There are lots of types of participial phrases. I'll leave you to learn about them all. The one that drives me bonkers, though, is present participial, and when it's stuck at the beginning of the sentence.
Lots of new writers fall into the pattern of starting sentences the same way. The. He. She. I. Then someone points it out to them, and they're all, "OMG! I must do something more interesting!" so they start rearranging sentences. And they think it's a good idea to stick a present participial phrase at the start of the sentence, 'cause look! Now it doesn't start with the/he/she/I! Now it starts with a verb! I iz greatest author evah!
*twitch*
Okay, let's look at one of these babies for a moment.
Original sentence: He walked across the room and opened the door.
That's a solid sentence. Dry, but serviceable. Then the writer thinks OMGICAN'TSTARTWITHHE!!!
So it gets changed: Walking across the room, he opened the door.
THEREOMGTHAT'SPERFECT!
Please reread that.
He's opening the door while he's walking across the room? How effing small IS this damn room?
Besides the fact that frequently starting sentences that way is bloody irritating to read (seriously, no more than once or twice a page--if you're doing more than that, the frequent "ing" rhythm is damn annoying...it disrupts the flow of language and if you're trying for tension, you're going to lose it), it often has two things happening together at the same time that can't actually happen at the same time.
Let's look at another one that I've seen all too often:
Reaching across the desk, she opened the book.
Again...she's opening WHILE she's reaching?
Or:
Crying out his name, she kissed him long and hard.
Um, I don't think he wants to kiss a chick who is crying his name while her lips are sealed with his.

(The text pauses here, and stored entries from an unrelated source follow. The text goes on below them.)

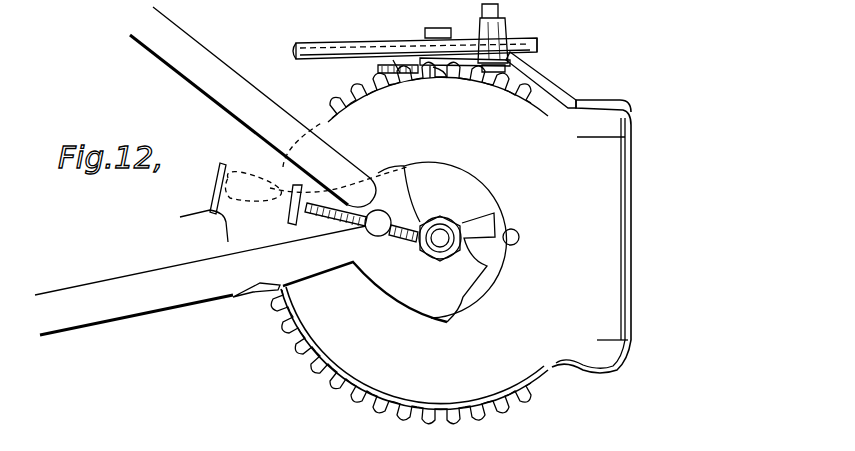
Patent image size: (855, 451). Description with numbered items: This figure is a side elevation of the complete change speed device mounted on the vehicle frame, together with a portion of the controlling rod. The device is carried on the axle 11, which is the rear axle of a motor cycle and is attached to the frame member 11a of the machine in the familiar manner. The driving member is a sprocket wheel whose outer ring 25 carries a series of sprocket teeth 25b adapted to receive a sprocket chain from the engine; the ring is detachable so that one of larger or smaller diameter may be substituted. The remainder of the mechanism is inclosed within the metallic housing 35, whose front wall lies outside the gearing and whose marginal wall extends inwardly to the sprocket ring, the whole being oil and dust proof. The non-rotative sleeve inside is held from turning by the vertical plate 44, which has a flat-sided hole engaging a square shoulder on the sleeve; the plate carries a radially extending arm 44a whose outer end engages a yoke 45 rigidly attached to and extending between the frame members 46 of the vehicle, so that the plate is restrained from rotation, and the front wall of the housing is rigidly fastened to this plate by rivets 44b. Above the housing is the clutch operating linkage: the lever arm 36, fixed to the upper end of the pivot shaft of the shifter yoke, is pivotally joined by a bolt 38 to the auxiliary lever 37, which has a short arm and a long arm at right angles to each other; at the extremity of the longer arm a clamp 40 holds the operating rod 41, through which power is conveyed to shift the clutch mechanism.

The axle 11 is at (440, 240).
The frame member 11a is at (350, 311).
The ring 25 is at (501, 408).
The sprocket teeth 25b is at (541, 394).
The housing 35 is at (600, 223).
The lever arm 36 is at (546, 90).
The auxiliary lever 37 is at (435, 66).
The bolt 38 is at (433, 38).
The clamp 40 is at (505, 18).
The operating rod 41 is at (535, 44).
The plate 44 is at (465, 181).
The radially extending arm 44a is at (268, 289).
The rivets 44b is at (532, 229).
The yoke 45 is at (213, 213).
The frame members 46 is at (215, 70).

So how do you, newbie writer, make these sentences interesting without relying on starting with the/he/she/I or a present participial phrase?
Well, stop telling me what's going on, first of all. Let me (the reader) feel it. His heavy boots thudded on the worn hardwood as he crossed the room. A final glance over his shoulder at the empty space left behind revealed a room smaller and darker than the one from childhood memories. His fingers closed around the doorknob and gave the handle a hard twist to the right. He stared straight ahead, determined not to look back, and with a deep breath moved through the threshold.

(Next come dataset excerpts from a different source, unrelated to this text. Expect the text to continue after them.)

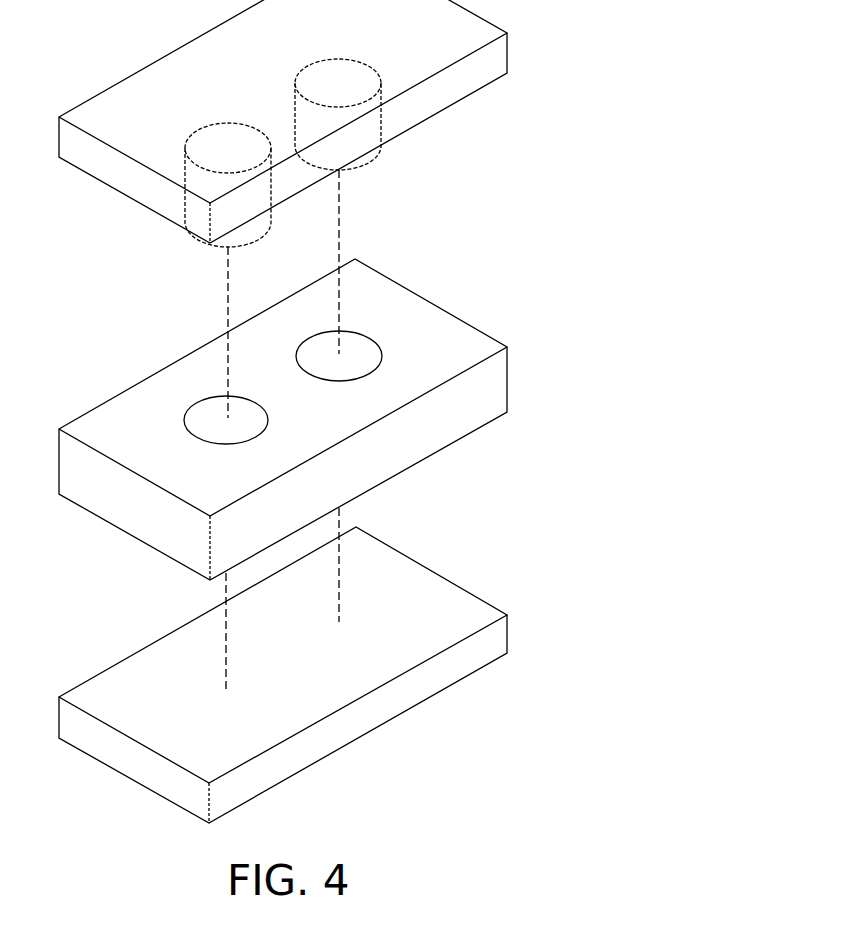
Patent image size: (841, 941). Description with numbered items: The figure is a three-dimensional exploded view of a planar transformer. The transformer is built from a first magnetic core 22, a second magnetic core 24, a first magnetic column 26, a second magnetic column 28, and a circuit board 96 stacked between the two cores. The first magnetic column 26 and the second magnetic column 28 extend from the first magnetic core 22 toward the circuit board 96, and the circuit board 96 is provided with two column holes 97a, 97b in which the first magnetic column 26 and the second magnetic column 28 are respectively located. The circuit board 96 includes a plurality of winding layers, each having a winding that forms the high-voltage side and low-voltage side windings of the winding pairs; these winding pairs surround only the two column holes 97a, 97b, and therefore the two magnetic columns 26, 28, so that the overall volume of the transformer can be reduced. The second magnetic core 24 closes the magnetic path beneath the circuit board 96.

The first magnetic core 22 is at (416, 114).
The second magnetic core 24 is at (465, 606).
The first magnetic column 26 is at (254, 236).
The second magnetic column 28 is at (354, 167).
The circuit board 96 is at (139, 398).
The column hole 97a is at (203, 400).
The column hole 97b is at (317, 334).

Okay, still not great, but you know what? It's better. PLUS we've gone from one dull sentence to four that actually give you a sense of the space and character.

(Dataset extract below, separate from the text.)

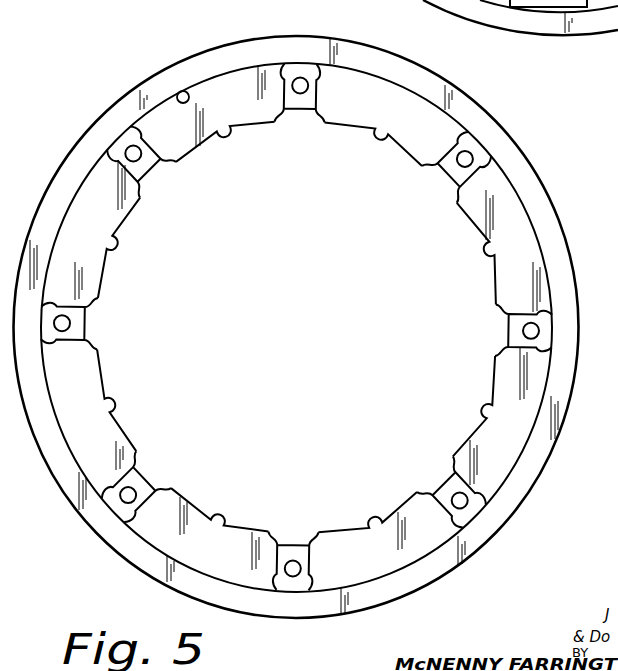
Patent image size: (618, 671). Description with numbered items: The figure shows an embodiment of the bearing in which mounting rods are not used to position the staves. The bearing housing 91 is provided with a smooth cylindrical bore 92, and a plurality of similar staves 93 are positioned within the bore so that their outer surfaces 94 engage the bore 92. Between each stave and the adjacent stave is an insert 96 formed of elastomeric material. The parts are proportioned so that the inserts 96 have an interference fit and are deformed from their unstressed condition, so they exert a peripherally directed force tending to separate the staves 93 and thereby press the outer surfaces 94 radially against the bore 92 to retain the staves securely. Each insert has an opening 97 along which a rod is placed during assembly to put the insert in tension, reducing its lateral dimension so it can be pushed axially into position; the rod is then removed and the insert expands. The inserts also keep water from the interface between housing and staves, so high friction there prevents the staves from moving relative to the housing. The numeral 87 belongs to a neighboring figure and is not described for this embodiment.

The ing-disease doesn't always mean you have a conflict of two things happening that can't happen at the same time. But they're awkward as hell and should only be used by those who know what they're doing.
Now, be good little bunnies and do a sweep for these in your next manuscript. Any competent editor would help you fix it in the first place, but then your chances of getting a competent editor when your manuscript is riddled with these is pretty slim.